The Bill represents a decisive and transformative leap in India's insolvency framework. By making CIRP admission mandatory, introducing group and cross-border insolvency, and reinforcing the ‘clean slate’ principle with explicit sectional amendments, the Bill addresses the most pressing gaps of the Code. It seeks to establish a more efficient, predictable, and investor-friendly environment. While its success is contingent on the effective implementation and the strengthening of the adjudicating authority, the Bill sets a clear and commendable direction for a more robust insolvency ecosystem in India.

 

References

 

[1] BFSI Research, CIRP Initiations Reduce; Recovery Steady at around 32% (19 June 2025)

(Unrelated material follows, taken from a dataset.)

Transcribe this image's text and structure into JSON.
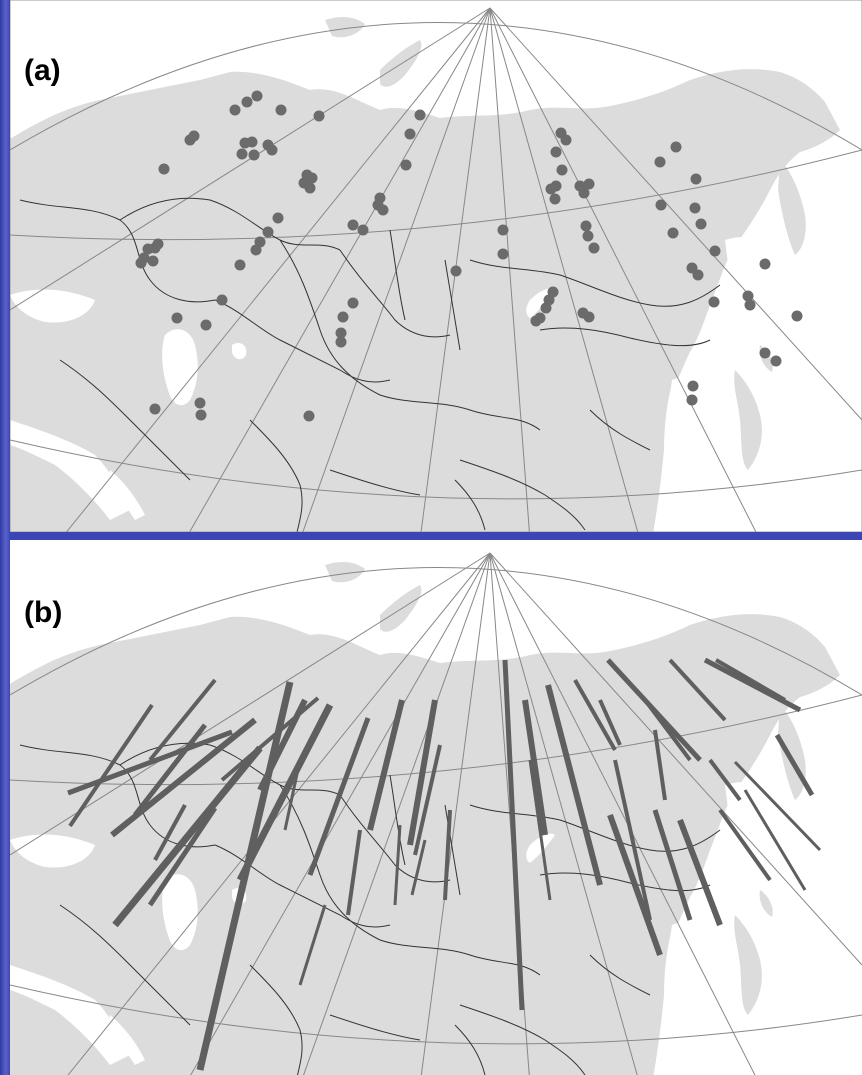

https://bfsi.economictimes.indiatimes.com/articles/ibc-recovery-rate-climbs-to-3276-in-q4fy25-yet-legal-delays-challenge-creditors/121964449.

[2] Insolvency and Bankruptcy Code, 2016,§ 7, No. 31, Acts of Parliament, 2016 (India).

[3] Insolvency and Bankruptcy Code, 2016,§ 9, No. 31, Acts of Parliament, 2016 (India).

[4] Vidarbha Industries Power Ltd vs Axis Bank Ltd. (2022) 8 SCC 352.

[5] Insolvency and Bankruptcy Code, 2016,§ 3(31), No. 31, Acts of Parliament, 2016 (India).

[6] State Tax Officer (1) vs Rainbow Papers Ltd., (2022) 8 SCC 352.

[7] Insolvency and bankruptcy Code(Amendment) Bill, 2025, Chapter V-A Bills of Parliament, 2025 (India).

[8] Insolvency and Bankruptcy Code (Amendment)Bill, 2025, § 240C Bills of Parliament, 2025 (India).

[9] Videocon Industries Ltd vs Union of India., 2021 SCC OnLine NCLT 11967.

[10] Jet Airways (India) Ltd vs State Bank of India., MANU/SC/0598/2011.

[11] Insolvency and Bankruptcy Code, 2016,§ 33, No. 31, Acts of Parliament, 2016 (India).

[12] Insolvency and Bankruptcy Code, 2016,§ 35, No. 31, Acts of Parliament, 2016 (India)

[13] Insolvency and Bankruptcy Code(Amendment) Bill, 2025, § 64A, Bills of Parliament, 2025 (India).

[14] Insolvency and Bankruptcy Code, 2016,§ 43, No. 31, Acts of Parliament, 2016 (India).

[15] Insolvency and Bankruptcy Code, 2016,§ 45, No. 31, Acts of Parliament, 2016 (India).

[16] Insolvency and Bankruptcy Code, 2016,§ 49, No. 31, Acts of Parliament, 2016 (India).

[17] Insolvency and Bankruptcy Code, 2016,§ 50, No. 31, Acts of Parliament, 2016 (India).